I used to like Tim Burton when he was good (up until Ed Wood) and how he’s completely made a joke out of himself “re-imagining” (aka re-shooting or…fumbling over his feet) film classics. I can say without any reasonable doubt that his Alice and Wonderland film will be abysmal. He doesn’t get the point of many of his films, and Planet of the Apes is absolutely the point in case.Now, before I talk about the thematic failure of this script, I’d like to say I don’t really dig the original Planet of the Apes. Don’t get me wrong, I see why it’s monumental and the idea was probably pretty awesome if you were a kid and didn’t give too much about structure, character development or thematic points. There are monkey that are humans and the humans are monkeys. This fails for the same reason Hollow Man does, there really isn’t that much else to go off of.
Air Force Captain, Leo Davidson, crash lands his ship, Oberon, on a distant planet. He encounters a bunch of human nomads led by Karubi and his daughter Daena and is capture along with the apes. Later he’s traded by Limbo, and purchased by Ari, the hippie chick who liberates him. Eventually this group of half monkey-half human-all outlaws goes up against the soldiers, Thade and Attar. That’s it. It’s the point of the original film all over again. Minus the interesting dialogue. Minus the shock value of the first time. Minus the anti-war message during the height of the Vietnam War. (Summer of 2001 wasn’t that turbulent).
This film is like that one friend who isn’t particularly bright, but is always trying to say something clever. Several times, there’s lines that made me go… OH now they’re going to introduce a thematic point to this or relate this to something or a character is going to change or something is going to happen that puts this film all into perspective. But no, Planet of the Apes never achieved meaning. If you’ve seen Spartacus, the original Planet of the Apes, or Gladiator this film is completely predictable in every angle.
That is it, except for the ending, which is nonsensical and makes you scratch your head and wonder what the hell’s happening. To give it away, Leo goes into another time warp and back to regular time, 2029, to discover monkeys have taken over the planet and rewritten history.
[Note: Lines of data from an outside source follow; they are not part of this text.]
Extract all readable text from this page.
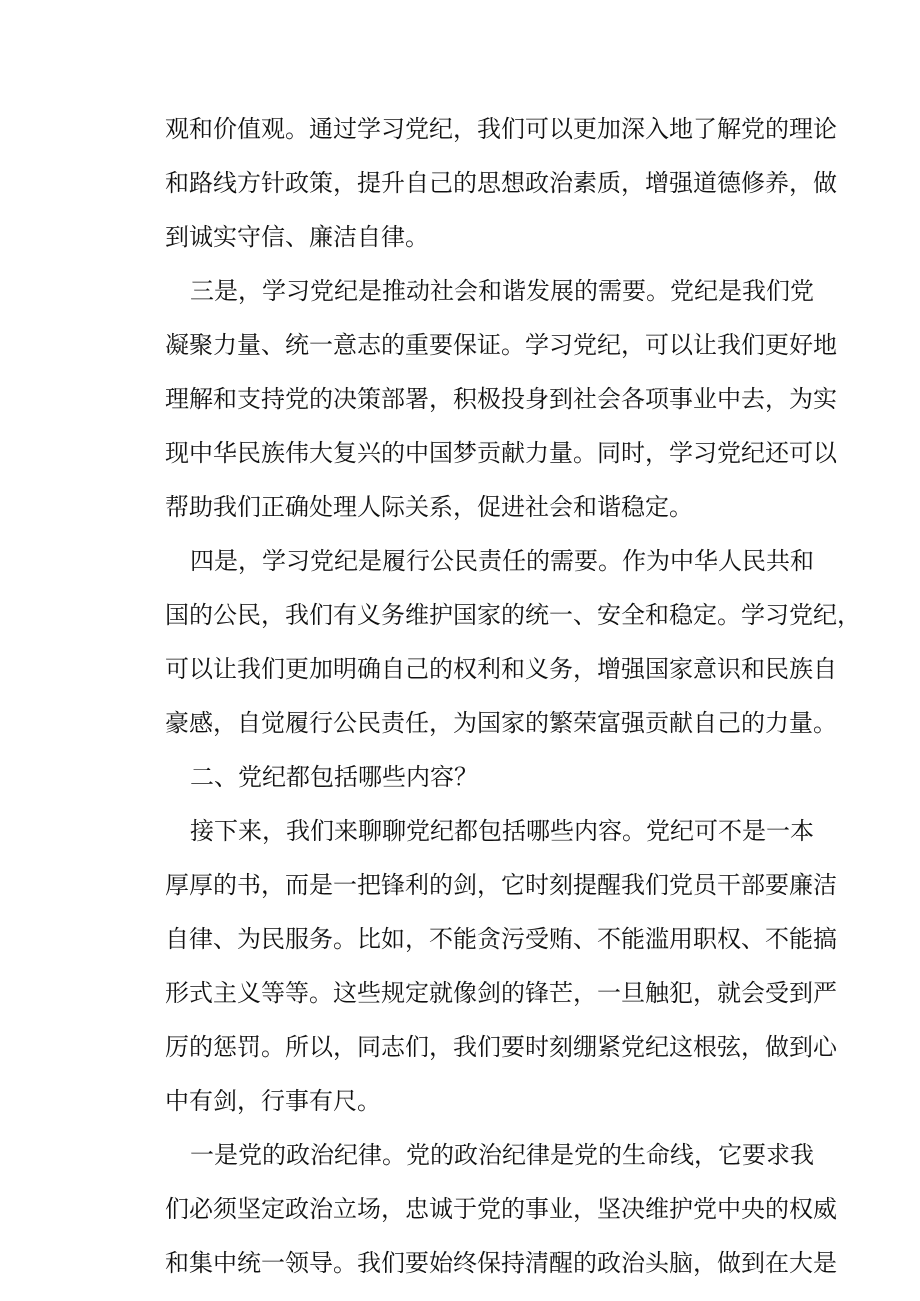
观和价值观。通过学习党纪，我们可以更加深入地了解党的理论
和路线方针政策，提升自己的思想政治素质，增强道德修养，做
到诚实守信、廉洁自律。
三是，学习党纪是推动社会和谐发展的需要。党纪是我们党
凝聚力量、统一意志的重要保证。学习党纪，可以让我们更好地
理解和支持党的决策部署，积极投身到社会各项事业中去，为实
现中华民族伟大复兴的中国梦贡献力量。同时，学习党纪还可以
帮助我们正确处理人际关系，促进社会和谐稳定。
四是，学习党纪是履行公民责任的需要。作为中华人民共和
国的公民，我们有义务维护国家的统一、安全和稳定。学习党纪，
可以让我们更加明确自己的权利和义务，增强国家意识和民族自
豪感，自觉履行公民责任，为国家的繁荣富强贡献自己的力量。
二、党纪都包括哪些内容？
接下来，我们来聊聊党纪都包括哪些内容。党纪可不是一本
厚厚的书，而是一把锋利的剑，它时刻提醒我们党员干部要廉洁
自律、为民服务。比如，不能贪污受贿、不能滥用职权、不能搞
形式主义等等。这些规定就像剑的锋芒，一旦触犯，就会受到严
厉的惩罚。所以，同志们，我们要时刻绷紧党纪这根弦，做到心
中有剑，行事有尺。
一是党的政治纪律。党的政治纪律是党的生命线，它要求我
们必须坚定政治立场，忠诚于党的事业，坚决维护党中央的权威
和集中统一领导。我们要始终保持清醒的政治头脑，做到在大是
I’m not really sure how this worked, and is totally a cop-out to any real ending but it’s crappy enough that it will probably be the only thing I ever remember a month or two from now.
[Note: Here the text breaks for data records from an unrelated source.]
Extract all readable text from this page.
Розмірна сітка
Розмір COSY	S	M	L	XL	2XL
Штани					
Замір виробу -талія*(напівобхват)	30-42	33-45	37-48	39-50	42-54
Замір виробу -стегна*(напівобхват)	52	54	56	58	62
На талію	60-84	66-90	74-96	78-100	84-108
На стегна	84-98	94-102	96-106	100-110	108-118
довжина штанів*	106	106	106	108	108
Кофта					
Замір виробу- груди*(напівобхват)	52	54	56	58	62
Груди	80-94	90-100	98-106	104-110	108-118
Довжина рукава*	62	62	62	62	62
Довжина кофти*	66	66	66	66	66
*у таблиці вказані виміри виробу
So in conclusion, while films can sometimes be saved by lack of thematic point if the characters are interesting or the dialogue sparkles, this film is absolutely flat. It’s not terrible. I mean, it works. It’s just immensely unsatisfying and dull. It provides absolutely no thrills, though. And has no reason for existing.
Scooby Doo (Complete Crap)
Atilla (Poor, Few Redeeming Qualities)
[ X ] - Wedding Crashers (Mediocre)
Hot Rod (Good)
Definitely Maybe (Pretty Darn Good)
Helena Bonham: the poor man's Isla
Isla Prospects: I’ve often reflect that Helena Bonham Carter is a lot like Isla. Only paler, weirder, more creative, and more prone to dressing up as old women. Isla could have done this. It wouldn’t have made her a star, and I think she would have played the character for more laughs. But it would’ve given her one more mediocre film along the line of Wedding Crashers and Confessions.
What I Learned: High Concept without Theme is like a BMW without an engine. It looks pretty. Seems like it’d go really fast. But ultimately, ends up in the ditch by your driveway collecting dust.